Money

Here's How Much Money You Need to Live in 50 American Cities

April 19th 2016

Most American Millennials cannot afford to live comfortably in the 50 most populous cities in the U.S., according to average Millennial income estimations and a new map of average comfortable living expenses compiled by the personal finance site GOBankingRates.

Millennials in the U.S., those born between 1981 and 1997, make a median annual income of anywhere between $18,000 and $43,000, according to data from the Minnesota Population Center's 2014 "American Community Survey" in the Integrated Public Use Microdata Series (IPUMS).

But according to GOBankingRates' estimates, Millennials on average are coming up short when it comes to what is needed to live comfortably in parts of the United States.

Cities map GoBankingRates - gobankingrates.com

For each of the 50 most populous cities, GOBankingRates added up the dollar amounts of living expenses like rent, groceries, utilities, transportation, and healthcare, from Census Bureau and other agencies' data. They then doubled that number to find out how much a single person might need to live there. They plugged that number into the 50-30-20 budget formula — where 50 percent of your income covers necessities, 30 percent covers discretionary spending, and 20 percent is dropped into savings — to arrive at the amount needed to live comfortably in a given city.

Back in December, Business Insider compiled median Millennial income data from the IPUMS data across all 50 states.

Millennial Median Income MapBusiness Insider - businessinsider.com

The disparity between average income and cost of comfortable living is stark in most of the 50 most populated cities.
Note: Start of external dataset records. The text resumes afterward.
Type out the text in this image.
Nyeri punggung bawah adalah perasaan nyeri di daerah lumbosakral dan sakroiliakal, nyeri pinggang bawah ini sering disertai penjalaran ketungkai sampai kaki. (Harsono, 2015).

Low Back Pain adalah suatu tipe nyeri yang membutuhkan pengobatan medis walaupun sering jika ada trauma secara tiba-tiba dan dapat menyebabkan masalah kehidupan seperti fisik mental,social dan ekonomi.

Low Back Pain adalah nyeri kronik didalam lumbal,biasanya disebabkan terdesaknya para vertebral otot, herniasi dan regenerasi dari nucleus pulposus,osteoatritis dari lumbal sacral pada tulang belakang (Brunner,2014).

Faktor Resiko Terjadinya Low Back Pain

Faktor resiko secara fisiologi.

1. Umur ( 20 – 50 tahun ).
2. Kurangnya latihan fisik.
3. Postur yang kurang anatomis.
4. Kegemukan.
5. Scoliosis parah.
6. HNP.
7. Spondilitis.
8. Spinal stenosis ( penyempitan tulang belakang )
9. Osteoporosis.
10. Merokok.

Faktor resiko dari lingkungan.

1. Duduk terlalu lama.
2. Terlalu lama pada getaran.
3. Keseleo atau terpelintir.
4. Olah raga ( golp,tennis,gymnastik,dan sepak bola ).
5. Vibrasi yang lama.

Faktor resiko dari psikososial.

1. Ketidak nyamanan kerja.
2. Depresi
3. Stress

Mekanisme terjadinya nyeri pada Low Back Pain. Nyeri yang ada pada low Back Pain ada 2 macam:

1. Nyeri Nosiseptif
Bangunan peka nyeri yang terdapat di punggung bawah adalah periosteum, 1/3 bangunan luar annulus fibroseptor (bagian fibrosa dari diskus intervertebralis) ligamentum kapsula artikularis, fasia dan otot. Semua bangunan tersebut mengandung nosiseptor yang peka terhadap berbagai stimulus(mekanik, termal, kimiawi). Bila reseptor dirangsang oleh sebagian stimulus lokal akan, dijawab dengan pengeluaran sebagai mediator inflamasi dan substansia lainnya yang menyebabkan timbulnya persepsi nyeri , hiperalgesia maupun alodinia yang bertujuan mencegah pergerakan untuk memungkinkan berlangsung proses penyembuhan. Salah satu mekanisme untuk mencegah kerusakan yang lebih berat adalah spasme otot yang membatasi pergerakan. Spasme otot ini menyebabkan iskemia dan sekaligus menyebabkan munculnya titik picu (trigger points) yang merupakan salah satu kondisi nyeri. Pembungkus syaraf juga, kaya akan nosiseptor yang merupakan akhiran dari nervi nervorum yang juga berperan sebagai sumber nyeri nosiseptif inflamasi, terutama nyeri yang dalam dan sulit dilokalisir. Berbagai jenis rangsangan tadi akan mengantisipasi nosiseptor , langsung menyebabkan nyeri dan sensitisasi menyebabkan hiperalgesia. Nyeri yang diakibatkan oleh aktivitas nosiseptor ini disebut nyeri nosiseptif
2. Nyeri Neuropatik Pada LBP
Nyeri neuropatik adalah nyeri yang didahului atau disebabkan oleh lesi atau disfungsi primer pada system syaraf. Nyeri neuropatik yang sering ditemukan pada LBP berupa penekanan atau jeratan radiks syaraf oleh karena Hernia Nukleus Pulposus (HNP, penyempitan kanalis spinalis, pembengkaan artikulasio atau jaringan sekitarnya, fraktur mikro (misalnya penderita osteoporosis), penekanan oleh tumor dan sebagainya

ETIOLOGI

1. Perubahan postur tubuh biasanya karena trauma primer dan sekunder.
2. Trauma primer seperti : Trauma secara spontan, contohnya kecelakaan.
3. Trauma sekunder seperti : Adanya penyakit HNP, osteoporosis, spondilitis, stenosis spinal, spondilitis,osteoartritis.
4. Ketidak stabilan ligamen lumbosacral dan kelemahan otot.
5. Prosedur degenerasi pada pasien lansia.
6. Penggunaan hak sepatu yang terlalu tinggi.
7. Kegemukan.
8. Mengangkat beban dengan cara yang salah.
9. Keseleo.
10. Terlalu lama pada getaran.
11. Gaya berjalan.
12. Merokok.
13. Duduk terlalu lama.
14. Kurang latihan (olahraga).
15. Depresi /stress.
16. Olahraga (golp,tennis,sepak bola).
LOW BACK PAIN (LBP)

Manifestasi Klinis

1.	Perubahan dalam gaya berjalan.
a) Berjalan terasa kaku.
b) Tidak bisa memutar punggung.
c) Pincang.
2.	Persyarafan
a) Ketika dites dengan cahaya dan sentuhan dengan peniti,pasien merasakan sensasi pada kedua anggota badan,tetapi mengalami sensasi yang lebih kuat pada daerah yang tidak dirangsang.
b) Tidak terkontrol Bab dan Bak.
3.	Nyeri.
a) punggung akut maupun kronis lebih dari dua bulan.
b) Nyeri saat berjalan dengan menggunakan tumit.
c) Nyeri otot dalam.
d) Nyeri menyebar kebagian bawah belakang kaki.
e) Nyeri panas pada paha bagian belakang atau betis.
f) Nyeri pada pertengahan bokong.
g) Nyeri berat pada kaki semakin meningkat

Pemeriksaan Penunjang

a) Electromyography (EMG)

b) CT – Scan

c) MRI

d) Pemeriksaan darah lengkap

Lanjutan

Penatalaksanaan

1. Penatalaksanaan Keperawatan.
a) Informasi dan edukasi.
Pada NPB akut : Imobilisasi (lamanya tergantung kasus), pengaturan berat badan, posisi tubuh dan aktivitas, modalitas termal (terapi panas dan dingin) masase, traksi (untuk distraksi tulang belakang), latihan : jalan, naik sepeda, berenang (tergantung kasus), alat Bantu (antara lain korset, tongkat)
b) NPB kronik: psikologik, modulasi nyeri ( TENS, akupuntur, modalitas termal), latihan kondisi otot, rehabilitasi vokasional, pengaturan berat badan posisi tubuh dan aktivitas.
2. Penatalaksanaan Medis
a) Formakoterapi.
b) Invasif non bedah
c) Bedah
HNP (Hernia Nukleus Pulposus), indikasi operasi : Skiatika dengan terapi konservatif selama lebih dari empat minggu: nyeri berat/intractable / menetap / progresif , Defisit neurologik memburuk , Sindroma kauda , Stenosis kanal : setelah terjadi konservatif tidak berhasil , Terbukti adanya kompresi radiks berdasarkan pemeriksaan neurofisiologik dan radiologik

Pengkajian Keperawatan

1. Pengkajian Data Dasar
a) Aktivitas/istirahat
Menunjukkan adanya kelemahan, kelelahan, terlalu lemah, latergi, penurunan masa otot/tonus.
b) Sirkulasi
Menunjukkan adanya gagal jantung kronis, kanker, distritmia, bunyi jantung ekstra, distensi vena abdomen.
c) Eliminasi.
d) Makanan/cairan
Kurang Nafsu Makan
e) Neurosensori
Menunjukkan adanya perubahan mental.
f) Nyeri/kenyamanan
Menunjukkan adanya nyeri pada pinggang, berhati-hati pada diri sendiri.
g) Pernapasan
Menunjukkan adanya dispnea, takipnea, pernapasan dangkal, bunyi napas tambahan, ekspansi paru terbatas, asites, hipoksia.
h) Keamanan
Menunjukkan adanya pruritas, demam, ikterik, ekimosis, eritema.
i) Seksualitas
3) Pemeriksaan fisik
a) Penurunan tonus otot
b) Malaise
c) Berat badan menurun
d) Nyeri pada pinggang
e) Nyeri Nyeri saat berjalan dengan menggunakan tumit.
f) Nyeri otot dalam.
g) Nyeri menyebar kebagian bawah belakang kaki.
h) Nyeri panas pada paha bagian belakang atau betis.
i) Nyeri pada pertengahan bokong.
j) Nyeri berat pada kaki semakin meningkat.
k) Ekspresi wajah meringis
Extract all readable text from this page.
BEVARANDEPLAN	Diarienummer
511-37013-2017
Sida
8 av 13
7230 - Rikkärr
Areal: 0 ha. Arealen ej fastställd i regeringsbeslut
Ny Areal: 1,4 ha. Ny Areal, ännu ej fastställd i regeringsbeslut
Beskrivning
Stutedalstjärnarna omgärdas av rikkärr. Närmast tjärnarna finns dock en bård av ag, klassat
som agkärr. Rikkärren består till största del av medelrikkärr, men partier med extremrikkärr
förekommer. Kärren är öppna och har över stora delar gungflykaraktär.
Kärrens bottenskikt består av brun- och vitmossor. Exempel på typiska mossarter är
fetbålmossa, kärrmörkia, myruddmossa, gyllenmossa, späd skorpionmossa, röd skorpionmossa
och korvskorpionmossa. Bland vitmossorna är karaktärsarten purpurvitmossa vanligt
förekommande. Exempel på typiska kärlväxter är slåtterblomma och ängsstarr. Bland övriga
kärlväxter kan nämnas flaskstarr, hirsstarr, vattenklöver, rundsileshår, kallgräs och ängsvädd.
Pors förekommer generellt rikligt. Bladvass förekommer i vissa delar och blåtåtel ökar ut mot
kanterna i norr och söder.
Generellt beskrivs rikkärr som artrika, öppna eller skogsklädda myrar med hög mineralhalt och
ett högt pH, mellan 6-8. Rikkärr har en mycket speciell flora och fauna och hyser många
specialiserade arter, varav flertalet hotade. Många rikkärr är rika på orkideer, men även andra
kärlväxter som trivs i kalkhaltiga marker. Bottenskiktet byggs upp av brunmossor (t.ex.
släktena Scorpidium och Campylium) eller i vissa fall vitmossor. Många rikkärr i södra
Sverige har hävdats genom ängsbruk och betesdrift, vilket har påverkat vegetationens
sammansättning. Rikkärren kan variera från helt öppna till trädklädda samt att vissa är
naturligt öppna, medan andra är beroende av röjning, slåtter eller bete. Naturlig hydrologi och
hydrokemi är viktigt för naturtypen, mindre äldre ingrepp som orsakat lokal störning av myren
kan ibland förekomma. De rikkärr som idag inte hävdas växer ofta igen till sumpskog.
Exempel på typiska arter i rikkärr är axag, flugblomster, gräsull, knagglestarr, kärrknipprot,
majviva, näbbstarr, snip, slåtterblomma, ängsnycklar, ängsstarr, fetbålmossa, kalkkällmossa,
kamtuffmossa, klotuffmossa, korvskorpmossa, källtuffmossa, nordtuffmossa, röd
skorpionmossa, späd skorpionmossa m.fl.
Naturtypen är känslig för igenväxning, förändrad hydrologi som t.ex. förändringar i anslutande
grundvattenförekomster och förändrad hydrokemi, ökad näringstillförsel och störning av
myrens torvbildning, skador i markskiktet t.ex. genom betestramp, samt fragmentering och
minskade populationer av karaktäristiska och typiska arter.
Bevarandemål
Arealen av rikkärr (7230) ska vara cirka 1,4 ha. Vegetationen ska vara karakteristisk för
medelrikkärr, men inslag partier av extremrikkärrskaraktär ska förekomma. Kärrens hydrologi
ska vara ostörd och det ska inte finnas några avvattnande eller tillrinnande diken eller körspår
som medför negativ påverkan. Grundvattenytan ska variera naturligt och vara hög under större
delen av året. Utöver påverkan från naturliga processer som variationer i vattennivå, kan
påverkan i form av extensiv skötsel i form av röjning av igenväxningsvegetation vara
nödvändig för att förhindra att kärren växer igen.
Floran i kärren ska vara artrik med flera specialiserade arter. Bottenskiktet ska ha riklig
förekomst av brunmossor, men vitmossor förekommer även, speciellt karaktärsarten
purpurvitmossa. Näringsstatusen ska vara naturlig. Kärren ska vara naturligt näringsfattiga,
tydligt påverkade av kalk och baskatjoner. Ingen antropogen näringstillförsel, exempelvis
There are, however, lots of variables when it comes to calculating average costs of living, as well as estimating how much money more than a quarter of the nation's population is making. For instance, what standards designate a "comfortable living," how accurate are average rent estimates, and how can income averages for millions of Americans, many of whom are still college-age, and many more still who hold high-paying jobs in emerging industries, be accurate?

Those factors and more present a decidedly more complex picture of how affordable the 50 largest U.S. cities, but the two maps nonetheless highlight one aspect of the housing affordability crisisespecially for the nation's lowest income renters.